Она вначале долго не хотела понимать, что их устойчиво налаженная жизнь окончательно пошатнулась и рухнула. Да и как понимать? Степан и сам отчётливо не сознавал этого — вчера был нужен, незаменим, а сегодня… Даже ещё и сегодня Степану до конца не верилось, что взлёт его остался далеко позади и что посадка уже давно свершилась. Причём — ни куда-нибудь посадили, а, как теперь выражаются, опустили… в топкое, вязкое болото, засасывающее всё глубже и глубже. Надо было на что-то опереться, выскочить, выбраться, хотя бы для того, чтоб отдышаться, осмотреться, но в том-то и беда, что все нащупываемые им кочки-опоры оказывались ложными, уходили из-под ног раньше, чем он успевал на них укрепиться, перевести дух. Возврата в профессию, особенно после проигранной им борьбы с Министерством, для него не существовало, да и в самой-то профессии-то потребности не наблюдалось — «не нужны стране инженеры, не нужны!» — а ни в какой другой сфере деятельности он применения себе не находил, вернее, нашёл бы, если бы предложили что-нибудь дельное, интересное. Но не предлагали, не предлагали! А семью, как известно, кормить надо каждый день. Вот когда он почувствовал, что Москва для него — чужой город. Знакомств элементарных и тех хронически не хватало, а без знакомств, без влиятельных друзей, без нужных связей… «кому ты нужен, кроме маме?» — как говорят в Одессе. Пришлось хвататься за что попало. Где он только и на чём не подвизался — и в торговле, и в рекламе, и, чёрт знает, ещё в чём, и все попусту, все дельцы-хозяева или разорялись, или прекращали деятельность по каким-то иным причинам. Если бы не машина, не частный извоз, к которому, так или иначе, а приходилось прибегать постоянно, вряд ли они смогли бы сводить концы с концами.

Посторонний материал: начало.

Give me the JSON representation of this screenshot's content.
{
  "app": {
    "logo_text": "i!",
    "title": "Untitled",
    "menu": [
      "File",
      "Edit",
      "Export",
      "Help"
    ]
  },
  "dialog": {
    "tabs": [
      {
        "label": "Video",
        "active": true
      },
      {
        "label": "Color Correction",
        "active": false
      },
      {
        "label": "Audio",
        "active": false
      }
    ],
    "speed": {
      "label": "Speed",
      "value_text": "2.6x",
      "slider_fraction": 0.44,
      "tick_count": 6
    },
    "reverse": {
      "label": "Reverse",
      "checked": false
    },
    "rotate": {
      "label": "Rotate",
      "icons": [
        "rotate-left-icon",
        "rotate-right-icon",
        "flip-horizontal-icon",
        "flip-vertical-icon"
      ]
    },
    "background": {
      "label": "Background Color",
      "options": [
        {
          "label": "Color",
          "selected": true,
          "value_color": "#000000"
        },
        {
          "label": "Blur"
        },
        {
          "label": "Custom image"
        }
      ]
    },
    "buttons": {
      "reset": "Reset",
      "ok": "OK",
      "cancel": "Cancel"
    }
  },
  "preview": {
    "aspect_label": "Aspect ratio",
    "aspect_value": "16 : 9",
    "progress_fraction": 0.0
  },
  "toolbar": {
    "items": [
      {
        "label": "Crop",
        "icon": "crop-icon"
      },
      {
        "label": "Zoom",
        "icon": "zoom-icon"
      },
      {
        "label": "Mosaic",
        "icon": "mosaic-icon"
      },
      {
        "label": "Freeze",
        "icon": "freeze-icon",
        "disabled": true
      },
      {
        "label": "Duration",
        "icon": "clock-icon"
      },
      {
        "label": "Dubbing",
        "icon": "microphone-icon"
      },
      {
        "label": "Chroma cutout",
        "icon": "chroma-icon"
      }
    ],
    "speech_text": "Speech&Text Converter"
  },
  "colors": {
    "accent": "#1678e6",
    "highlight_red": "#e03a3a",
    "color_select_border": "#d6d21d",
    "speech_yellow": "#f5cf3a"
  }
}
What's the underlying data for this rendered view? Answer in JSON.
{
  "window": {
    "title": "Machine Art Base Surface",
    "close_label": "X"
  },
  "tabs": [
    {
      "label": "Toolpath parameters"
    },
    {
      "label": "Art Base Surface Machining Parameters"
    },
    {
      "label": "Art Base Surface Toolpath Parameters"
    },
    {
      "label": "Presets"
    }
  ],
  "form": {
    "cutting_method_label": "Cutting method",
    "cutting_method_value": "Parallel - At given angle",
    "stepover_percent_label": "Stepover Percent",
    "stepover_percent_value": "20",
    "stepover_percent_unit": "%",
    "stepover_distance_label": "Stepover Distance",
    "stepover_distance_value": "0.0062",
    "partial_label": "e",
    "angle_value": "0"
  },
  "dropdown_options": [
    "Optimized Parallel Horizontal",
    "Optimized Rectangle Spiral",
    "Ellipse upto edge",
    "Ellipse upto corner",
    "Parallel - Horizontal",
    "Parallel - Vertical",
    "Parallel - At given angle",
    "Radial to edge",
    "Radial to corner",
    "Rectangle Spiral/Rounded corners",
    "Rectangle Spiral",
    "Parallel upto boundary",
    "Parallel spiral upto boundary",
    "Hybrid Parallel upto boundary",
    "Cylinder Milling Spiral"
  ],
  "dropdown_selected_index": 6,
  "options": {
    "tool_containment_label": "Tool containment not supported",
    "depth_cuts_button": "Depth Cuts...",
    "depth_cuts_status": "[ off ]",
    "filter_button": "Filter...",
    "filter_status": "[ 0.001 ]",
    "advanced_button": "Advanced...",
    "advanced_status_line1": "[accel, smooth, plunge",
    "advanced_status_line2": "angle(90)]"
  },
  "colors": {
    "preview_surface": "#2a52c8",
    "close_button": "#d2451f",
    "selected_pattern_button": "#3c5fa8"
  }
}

Светка также пустилась во все тяжкие. Дочку сдала под присмотр родителей, а сама закрутилась по полной программе — кем только не была, даже челночить одно время пробовала!
Да что говорить — всем досталось!
Потрохова тоже покрутило нимало, но он, как говорил о себе, был из Ванек-встанек — где брякнули, там и встал.
В голландский кирпич он верил, — «пойдёт, никуда не денется!»
В подробности не вдавался: когда пойдёт, каким образом, и будет ли к тому причастен Васильчиков? — в тот первый день так и осталось невыясненным.
Выдавая Степана с головой, Потрохов в тот первый день потребовал, прежде всего, щей из кислой капусты и, невзирая на слабые протесты застыдившейся хозяйки, поел их с пребольшим аппетитом и добавкой, затем отведал немного закусок и совсем уж прибалдел от «мяса по-испански» скорого Светкиного приготовления. После этого Витюшка заметно осоловел. Глаза его стали слипаться, превратились в щёлочки, он никнул и засыпал прямо за столом. Васильчиковы, не зная, что с таким гостем делать, предложили дочкин диван, которым Потрохов — «на пяток минут, а то, и правда, что-то засыпаю», — не преминул воспользоваться. Проснувшись через полчаса бодрым и весёлым, попил всласть чайку с тортиком и конфетами «Рафаэло», и после очередного звонка, а звонили ему несколько раз кряду, заторопился куда-то ехать.